Twist Bioscience is a synthetic DNA production for specialty chemical compounds and drug development. At Twist Bioscience Corporation, they work in the service of customers who are changing the world for the better. In fields such as health care, agriculture, industrial chemicals, and data storage, by using our synthetic DNA tools, their customers are developing ways to better lives and improve the sustainability of the planet. They believe that the faster their customers succeed, the better for all of them, and Twist Bioscience is uniquely positioned to help accelerate their efforts. Their innovative silicon-based DNA Synthesis Platform provides precision at a scale that we believe is otherwise unavailable to their customers. their platform technologies overcome inefficiencies and enable cost-effective, rapid, precise, high-throughput synthesis and sequencing, providing both the quality and quantity of the tools they need to rapidly realize the opportunity ahead. Twist Bioscience was founded in 2013 and is headquartered in San Francisco, California.

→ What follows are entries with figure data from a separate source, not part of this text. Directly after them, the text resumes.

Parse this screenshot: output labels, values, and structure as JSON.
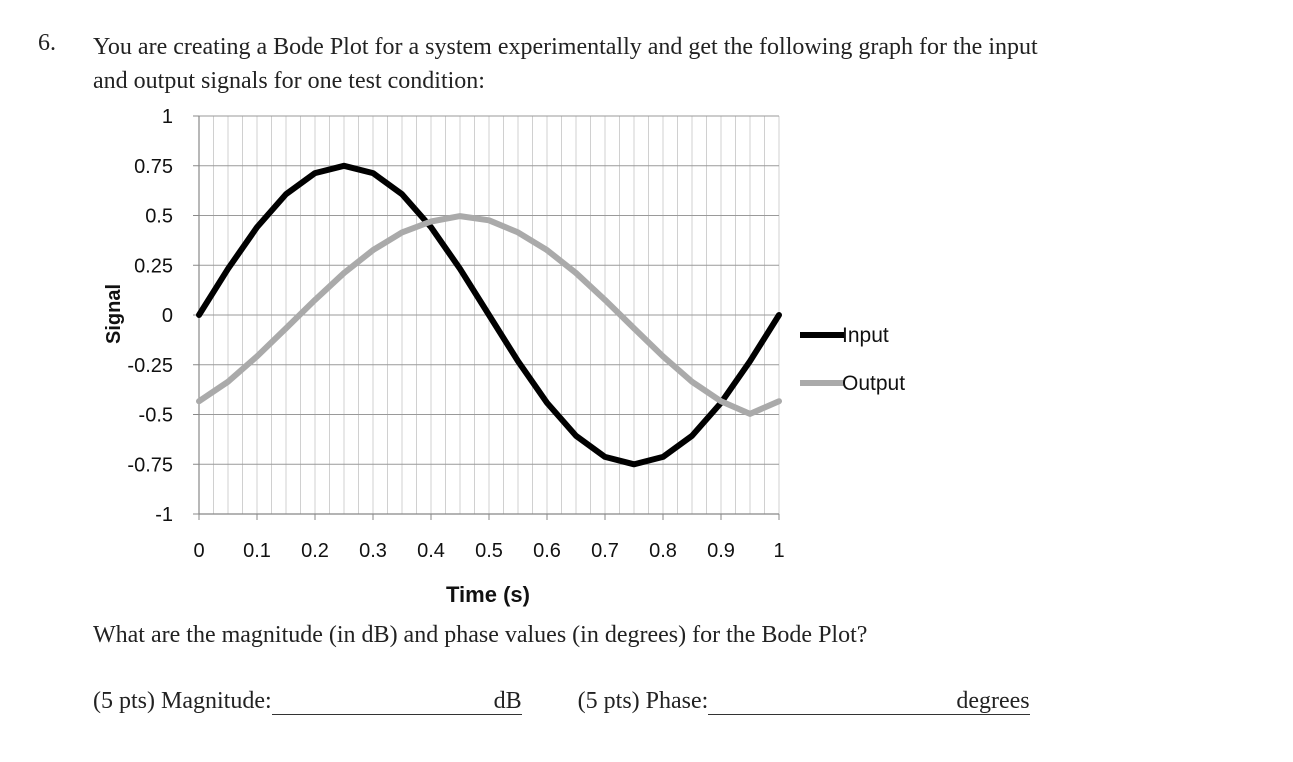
{
  "question": {
    "number": "6.",
    "line1": "You are creating a Bode Plot for a system experimentally and get the following graph for the input",
    "line2": "and output signals for one test condition:",
    "prompt": "What are the magnitude (in dB) and phase values (in degrees) for the Bode Plot?",
    "magnitude_label": "(5 pts) Magnitude:",
    "magnitude_unit": "dB",
    "phase_label": "(5 pts) Phase:",
    "phase_unit": "degrees"
  },
  "chart_data": {
    "type": "line",
    "title": "",
    "xlabel": "Time (s)",
    "ylabel": "Signal",
    "xlim": [
      0,
      1
    ],
    "ylim": [
      -1,
      1
    ],
    "xticks": [
      "0",
      "0.1",
      "0.2",
      "0.3",
      "0.4",
      "0.5",
      "0.6",
      "0.7",
      "0.8",
      "0.9",
      "1"
    ],
    "yticks": [
      "1",
      "0.75",
      "0.5",
      "0.25",
      "0",
      "-0.25",
      "-0.5",
      "-0.75",
      "-1"
    ],
    "grid": true,
    "legend": "right",
    "series": [
      {
        "name": "Input",
        "color": "#000000",
        "x": [
          0,
          0.05,
          0.1,
          0.15,
          0.2,
          0.25,
          0.3,
          0.35,
          0.4,
          0.45,
          0.5,
          0.55,
          0.6,
          0.65,
          0.7,
          0.75,
          0.8,
          0.85,
          0.9,
          0.95,
          1
        ],
        "y": [
          0,
          0.232,
          0.441,
          0.607,
          0.713,
          0.75,
          0.713,
          0.607,
          0.441,
          0.232,
          0,
          -0.232,
          -0.441,
          -0.607,
          -0.713,
          -0.75,
          -0.713,
          -0.607,
          -0.441,
          -0.232,
          0
        ]
      },
      {
        "name": "Output",
        "color": "#aaaaaa",
        "x": [
          0,
          0.05,
          0.1,
          0.15,
          0.2,
          0.25,
          0.3,
          0.35,
          0.4,
          0.45,
          0.5,
          0.55,
          0.6,
          0.65,
          0.7,
          0.75,
          0.8,
          0.85,
          0.9,
          0.95,
          1
        ],
        "y": [
          -0.433,
          -0.335,
          -0.208,
          -0.067,
          0.076,
          0.211,
          0.326,
          0.415,
          0.47,
          0.497,
          0.476,
          0.415,
          0.326,
          0.211,
          0.076,
          -0.067,
          -0.208,
          -0.335,
          -0.433,
          -0.497,
          -0.433
        ]
      }
    ]
  }
}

Axcella is a clinical-stage biotechnology company that treats complex diseases using endogenous metabolic modulator (EMM) compositions. They combine biological pathways with developments in systems biology and machine learning. Their proprietary platform is clinically validated across several indication areas, with clinical-stage candidates in muscle, neurodegenerative, and liver conditions.

Voyager Therapeutics is a gene therapy company developing treatments for fatal and debilitating diseases of the central nervous system (CNS). It is committed to advancing the field of AAV (adeno-associated virus) gene therapy through innovation and investment in vector optimization and engineering, dosing techniques, as well as process development and production. The company’s initial pipeline is focused on CNS diseases in dire need of effective new therapies, including Parkinson’s disease, a monogenic form of amyotrophic lateral sclerosis (ALS), and Friedreich’s ataxia.